Corona schlägt auf Etat

Die finanziellen Möglichkeiten bleiben weiter bescheiden. Der KSC verbucht ein Corona-Minus von mindestens sechs Millionen Euro und muss weiter sparen. "Es gab in dieser Saison einen Verein, der am Ende weniger Etat hatte als wir. Und das war der VfL Osnabrück", sagte Kreuzer. Die Niedersachsen landeten zehn Plätze hinter den Karlsruhern und müssen nun in der Relegation weiter um den Ligaverbleib kämpfen.

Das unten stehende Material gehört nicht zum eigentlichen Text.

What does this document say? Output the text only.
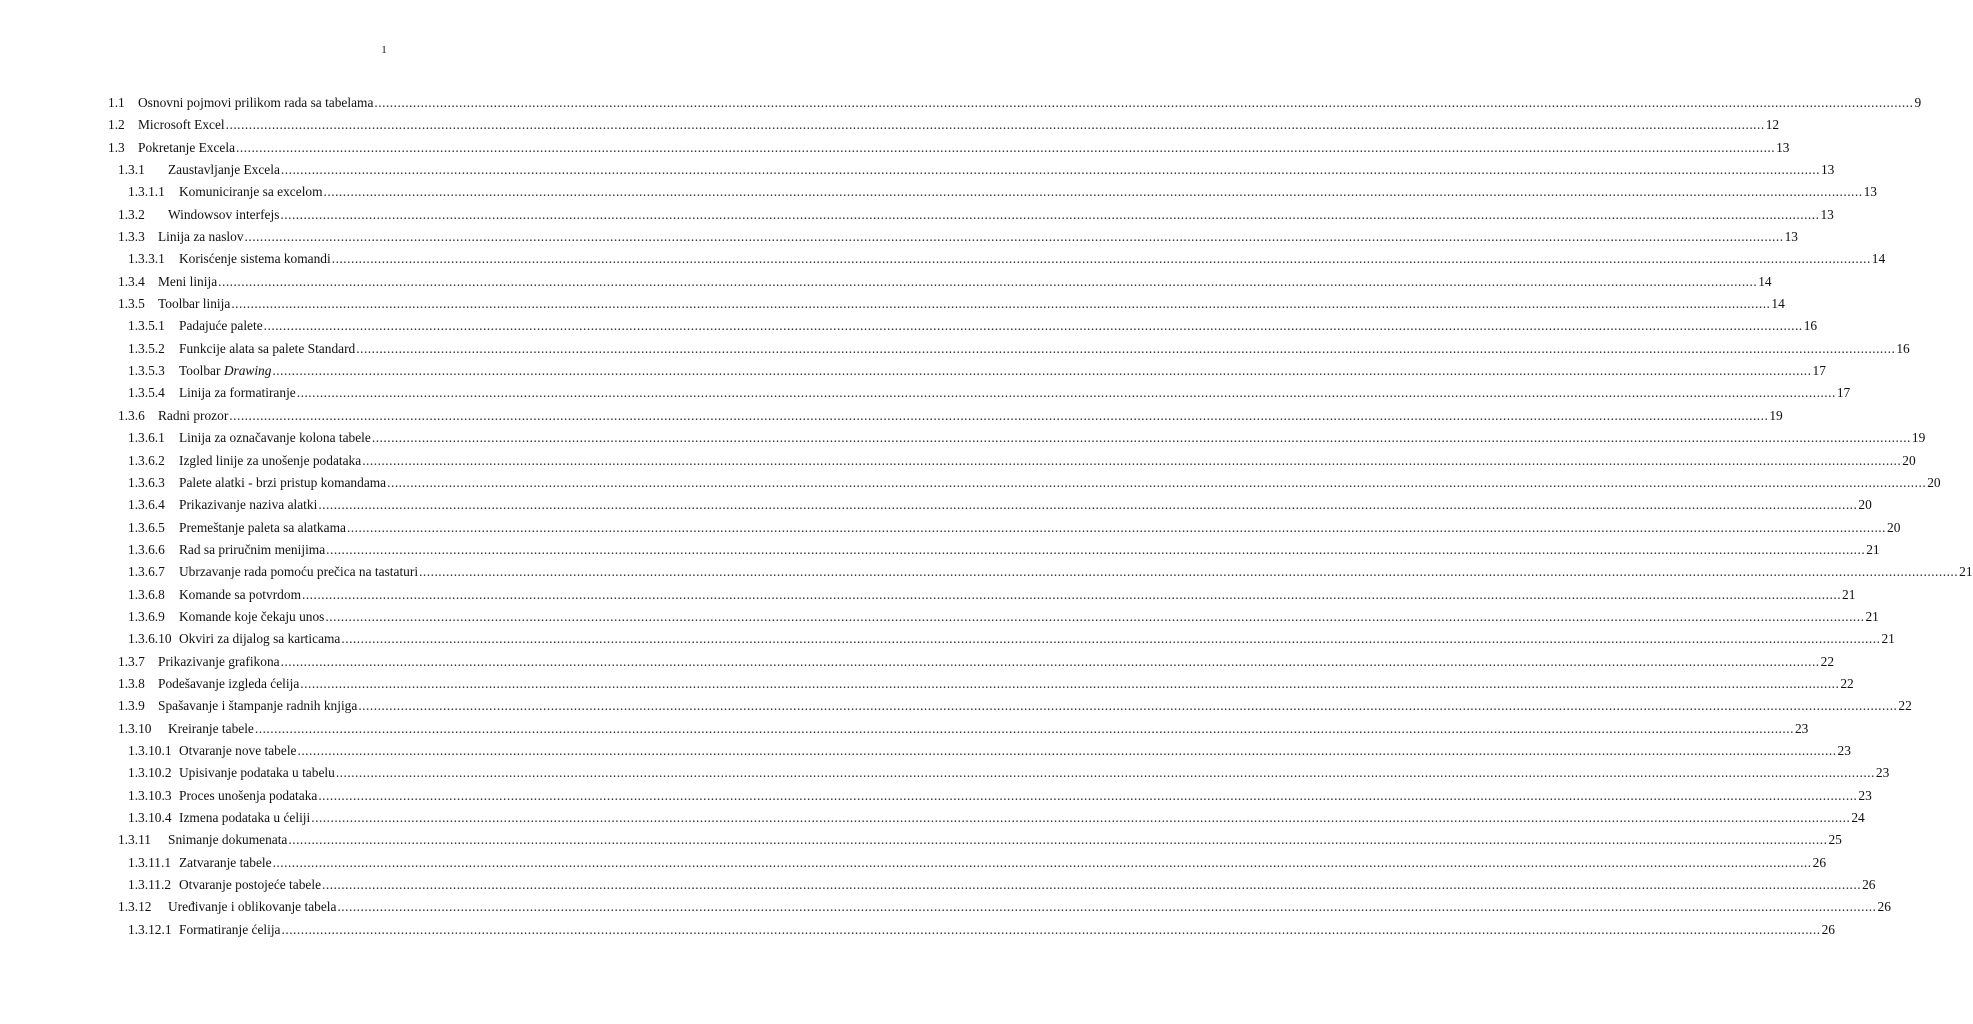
1
1.1 Osnovni pojmovi prilikom rada sa tabelama ................................................................................................................................................................................................................................................................................................................................................................................................................ 9
1.2 Microsoft Excel ................................................................................................................................................................................................................................................................................................................................................................................................................ 12
1.3 Pokretanje Excela ................................................................................................................................................................................................................................................................................................................................................................................................................ 13
1.3.1 Zaustavljanje Excela ................................................................................................................................................................................................................................................................................................................................................................................................................ 13
1.3.1.1 Komuniciranje sa excelom ................................................................................................................................................................................................................................................................................................................................................................................................................ 13
1.3.2 Windowsov interfejs ................................................................................................................................................................................................................................................................................................................................................................................................................ 13
1.3.3 Linija za naslov ................................................................................................................................................................................................................................................................................................................................................................................................................ 13
1.3.3.1 Korisćenje sistema komandi ................................................................................................................................................................................................................................................................................................................................................................................................................ 14
1.3.4 Meni linija ................................................................................................................................................................................................................................................................................................................................................................................................................ 14
1.3.5 Toolbar linija ................................................................................................................................................................................................................................................................................................................................................................................................................ 14
1.3.5.1 Padajuće palete ................................................................................................................................................................................................................................................................................................................................................................................................................ 16
1.3.5.2 Funkcije alata sa palete Standard ................................................................................................................................................................................................................................................................................................................................................................................................................ 16
1.3.5.3 Toolbar Drawing ................................................................................................................................................................................................................................................................................................................................................................................................................ 17
1.3.5.4 Linija za formatiranje ................................................................................................................................................................................................................................................................................................................................................................................................................ 17
1.3.6 Radni prozor ................................................................................................................................................................................................................................................................................................................................................................................................................ 19
1.3.6.1 Linija za označavanje kolona tabele ................................................................................................................................................................................................................................................................................................................................................................................................................ 19
1.3.6.2 Izgled linije za unošenje podataka ................................................................................................................................................................................................................................................................................................................................................................................................................ 20
1.3.6.3 Palete alatki - brzi pristup komandama ................................................................................................................................................................................................................................................................................................................................................................................................................ 20
1.3.6.4 Prikazivanje naziva alatki ................................................................................................................................................................................................................................................................................................................................................................................................................ 20
1.3.6.5 Premeštanje paleta sa alatkama ................................................................................................................................................................................................................................................................................................................................................................................................................ 20
1.3.6.6 Rad sa priručnim menijima ................................................................................................................................................................................................................................................................................................................................................................................................................ 21
1.3.6.7 Ubrzavanje rada pomoću prečica na tastaturi ................................................................................................................................................................................................................................................................................................................................................................................................................ 21
1.3.6.8 Komande sa potvrdom ................................................................................................................................................................................................................................................................................................................................................................................................................ 21
1.3.6.9 Komande koje čekaju unos ................................................................................................................................................................................................................................................................................................................................................................................................................ 21
1.3.6.10 Okviri za dijalog sa karticama ................................................................................................................................................................................................................................................................................................................................................................................................................ 21
1.3.7 Prikazivanje grafikona ................................................................................................................................................................................................................................................................................................................................................................................................................ 22
1.3.8 Podešavanje izgleda ćelija ................................................................................................................................................................................................................................................................................................................................................................................................................ 22
1.3.9 Spašavanje i štampanje radnih knjiga ................................................................................................................................................................................................................................................................................................................................................................................................................ 22
1.3.10 Kreiranje tabele ................................................................................................................................................................................................................................................................................................................................................................................................................ 23
1.3.10.1 Otvaranje nove tabele ................................................................................................................................................................................................................................................................................................................................................................................................................ 23
1.3.10.2 Upisivanje podataka u tabelu ................................................................................................................................................................................................................................................................................................................................................................................................................ 23
1.3.10.3 Proces unošenja podataka ................................................................................................................................................................................................................................................................................................................................................................................................................ 23
1.3.10.4 Izmena podataka u ćeliji ................................................................................................................................................................................................................................................................................................................................................................................................................ 24
1.3.11 Snimanje dokumenata ................................................................................................................................................................................................................................................................................................................................................................................................................ 25
1.3.11.1 Zatvaranje tabele ................................................................................................................................................................................................................................................................................................................................................................................................................ 26
1.3.11.2 Otvaranje postojeće tabele ................................................................................................................................................................................................................................................................................................................................................................................................................ 26
1.3.12 Uređivanje i oblikovanje tabela ................................................................................................................................................................................................................................................................................................................................................................................................................ 26
1.3.12.1 Formatiranje ćelija ................................................................................................................................................................................................................................................................................................................................................................................................................ 26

Konkurrenz wird prominenter

Der bleibt trotz des sportlichen Aufschwungs unter Trainer Christian Eichner auch für den KSC auf absehbare Zeit das oberste Ziel. "Wir müssen aufpassen, dass wir einen einigermaßen vernünftigen Etat zustande bringen. Der Etat, den wir diese Saison hatten, den sollten wir schon halten", sagte Kreuzer. Schließlich wird die Konkurrenz in der Liga nicht kleiner und das Teilnehmerfeld durch die dazu kommenden Absteiger Werder Bremen und FC Schalke 04 sowie die Aufsteiger Dynamo Dresden und Hansa Rostock sogar noch prominenter. "Wer sich das Tableau mal angeguckt hat, weiß, was für eine Herausforderung da auf einen Club wie uns zukommt", sagte Eichner.

Kein Urlaub für Kreuzer

Während sich Mannschaft und Betreuerstab in einen vierwöchigen Urlaub verabschieden, hält Kreuzer im Wildpark die Stellung und widmet sich der kniffligen Kaderplanung. Die Flügel bereiten ihm dabei wieder die größten Sorgen. "Stand heute haben wir auf den Außenbahnen nur zwei Spieler: Dominik Kother und Marc Lorenz. Das ist die Baustelle, auf der wir den dringendsten Handlungsbedarf sehen", sagte der Sportchef. Mit zwei, drei neuen Spielern will er dort nachrüsten. Vielleicht wird dabei auch Benjamin Goller wieder ein Thema, dessen Leihe aus Bremen beendet, die Frage nach seiner Zukunft aber ungeklärt ist.

KSC will noch einen Stürmer

Gesucht wird nach dem Abgang von Babacar Gueye auch ein Stürmer. Der Verbleib von Toptorjäger Philipp Hofmann ist trotz Vertrags bis Ende Juni 2022 nicht sicher. "Wir müssen schauen, dass wir die wenigen Mittel, die wir haben, gut einsetzen. Und dann wird es darauf ankommen, dass wir mit der gleichen mannschaftlichen Geschlossenheit auftreten", betonte Kreuzer. "Wir haben eine tolle Entwicklung genommen und auch manchmal das notwendige Quäntchen Glück gehabt. Das hat aber meistens der Tüchtige und wir waren tüchtig."